Yaşanan tüm bu terör olaylarının ardından, ülkenin doğu kısmı da çeşitli olaylara sahne oldu. Özellikle Şırnak’ta meydana gelen PKK yanlısı çatışmalar ve yaşanan çocuk ölümleri, kenti ve çevresini kaosa sürüklerken kent içerisindeki güvenlik güçlerinin de görevlerini yapmalarını daha da güç duruma getirmiştir. Ayrıca, Somali’de Türk heyetinin konakladığı otele yapılan ve El Kaide ile bağlantısı olan terör örgütü El Şebab’ın üstlendiği bombalı saldırı da Ocak ayında yaşanan terör saldırılarından bir diğeridir. Görüldüğü üzere ülkemiz gerek lokal gerekse global anlamda son derece hassas bir süreçten geçmektedir. Sonuç olarak, PKK terör örgütünün; gerek çözüm sürecinde atılmasını hedeflediği adımlara hükümeti zorlamak, gerekse yaklaşan seçim atmosferinde hükümeti güçsüz gösterme amacı ile daha fazla saldırı yapma ihtimali bulunmaktadır.

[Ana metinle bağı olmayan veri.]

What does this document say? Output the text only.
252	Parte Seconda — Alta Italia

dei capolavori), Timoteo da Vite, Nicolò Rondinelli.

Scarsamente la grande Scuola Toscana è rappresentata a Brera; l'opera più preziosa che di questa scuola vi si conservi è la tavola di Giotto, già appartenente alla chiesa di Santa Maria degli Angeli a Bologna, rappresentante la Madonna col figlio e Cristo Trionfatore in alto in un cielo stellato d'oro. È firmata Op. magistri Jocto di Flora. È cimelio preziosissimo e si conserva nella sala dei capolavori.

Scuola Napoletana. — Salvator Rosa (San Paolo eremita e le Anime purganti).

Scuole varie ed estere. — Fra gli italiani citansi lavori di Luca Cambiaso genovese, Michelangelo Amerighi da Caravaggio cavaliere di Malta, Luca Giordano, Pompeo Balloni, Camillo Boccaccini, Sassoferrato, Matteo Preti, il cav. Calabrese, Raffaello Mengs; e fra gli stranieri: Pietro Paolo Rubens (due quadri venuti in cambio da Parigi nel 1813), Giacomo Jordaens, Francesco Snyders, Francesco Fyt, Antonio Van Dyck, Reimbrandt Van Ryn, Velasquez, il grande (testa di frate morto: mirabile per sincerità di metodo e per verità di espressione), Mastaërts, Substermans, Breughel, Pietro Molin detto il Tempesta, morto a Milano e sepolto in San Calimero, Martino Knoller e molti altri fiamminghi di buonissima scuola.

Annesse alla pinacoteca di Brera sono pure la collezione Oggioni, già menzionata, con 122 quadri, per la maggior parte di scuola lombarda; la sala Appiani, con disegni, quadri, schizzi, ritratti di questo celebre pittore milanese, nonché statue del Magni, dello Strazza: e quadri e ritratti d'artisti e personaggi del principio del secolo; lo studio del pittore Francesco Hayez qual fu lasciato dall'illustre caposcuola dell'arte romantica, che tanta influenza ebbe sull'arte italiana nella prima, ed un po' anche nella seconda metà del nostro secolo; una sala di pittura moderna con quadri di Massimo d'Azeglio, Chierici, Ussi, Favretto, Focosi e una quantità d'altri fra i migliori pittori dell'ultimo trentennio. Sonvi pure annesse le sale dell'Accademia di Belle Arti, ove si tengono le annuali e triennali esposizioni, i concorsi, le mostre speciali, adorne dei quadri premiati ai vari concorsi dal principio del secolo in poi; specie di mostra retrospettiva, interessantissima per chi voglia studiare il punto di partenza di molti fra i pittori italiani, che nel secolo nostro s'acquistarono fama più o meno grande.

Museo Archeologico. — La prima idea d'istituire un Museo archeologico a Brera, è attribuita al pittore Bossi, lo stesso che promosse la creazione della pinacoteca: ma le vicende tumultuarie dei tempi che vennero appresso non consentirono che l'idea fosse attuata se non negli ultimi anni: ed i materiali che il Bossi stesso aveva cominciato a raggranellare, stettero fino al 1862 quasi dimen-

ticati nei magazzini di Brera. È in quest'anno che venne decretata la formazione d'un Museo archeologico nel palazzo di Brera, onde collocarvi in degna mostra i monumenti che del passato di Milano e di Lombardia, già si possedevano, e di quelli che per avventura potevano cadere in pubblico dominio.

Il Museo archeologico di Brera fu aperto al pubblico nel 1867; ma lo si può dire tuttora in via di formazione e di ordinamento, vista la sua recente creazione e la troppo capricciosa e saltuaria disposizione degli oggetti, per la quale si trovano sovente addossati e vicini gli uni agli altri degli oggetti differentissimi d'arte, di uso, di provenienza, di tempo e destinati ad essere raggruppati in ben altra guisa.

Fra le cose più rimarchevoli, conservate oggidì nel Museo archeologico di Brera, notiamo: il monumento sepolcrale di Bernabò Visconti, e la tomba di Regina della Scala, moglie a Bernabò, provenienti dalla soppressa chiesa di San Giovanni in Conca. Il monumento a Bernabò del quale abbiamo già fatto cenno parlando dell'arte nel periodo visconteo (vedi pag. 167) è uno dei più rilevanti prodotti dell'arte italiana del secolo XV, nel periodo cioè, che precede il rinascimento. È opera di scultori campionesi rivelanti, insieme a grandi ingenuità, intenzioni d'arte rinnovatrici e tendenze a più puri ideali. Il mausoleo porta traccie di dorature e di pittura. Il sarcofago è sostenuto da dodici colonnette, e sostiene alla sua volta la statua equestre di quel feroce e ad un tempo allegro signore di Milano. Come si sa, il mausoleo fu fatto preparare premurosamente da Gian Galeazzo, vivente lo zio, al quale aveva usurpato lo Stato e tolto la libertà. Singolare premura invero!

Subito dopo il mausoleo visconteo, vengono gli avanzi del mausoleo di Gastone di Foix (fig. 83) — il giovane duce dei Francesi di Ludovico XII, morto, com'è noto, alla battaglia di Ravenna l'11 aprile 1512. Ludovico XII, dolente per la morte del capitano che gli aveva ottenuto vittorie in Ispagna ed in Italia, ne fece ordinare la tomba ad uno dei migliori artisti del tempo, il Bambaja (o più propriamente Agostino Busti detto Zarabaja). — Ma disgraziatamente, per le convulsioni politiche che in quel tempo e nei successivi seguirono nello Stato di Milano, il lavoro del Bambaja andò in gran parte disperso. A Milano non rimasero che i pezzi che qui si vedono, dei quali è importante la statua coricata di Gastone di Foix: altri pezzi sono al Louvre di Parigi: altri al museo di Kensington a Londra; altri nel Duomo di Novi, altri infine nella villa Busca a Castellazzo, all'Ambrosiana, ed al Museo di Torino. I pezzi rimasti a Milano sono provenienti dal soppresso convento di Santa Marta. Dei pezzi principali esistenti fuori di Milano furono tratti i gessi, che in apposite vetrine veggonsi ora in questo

DHKP/C terör örgütünün de içine girilen süreçte kriz ortamından faydalanarak yeni eylemler gerçekleştirebileceği ve bununla birlikte farklı grup ve örgütler tarafından sınır bölgelerimizde, ya da büyük kentlerde bombalama, yasadışı gösteri, protesto vb. eylemler yapılabileceği dikkate alınması gereken güvenlik konuları arasında olmalıdır.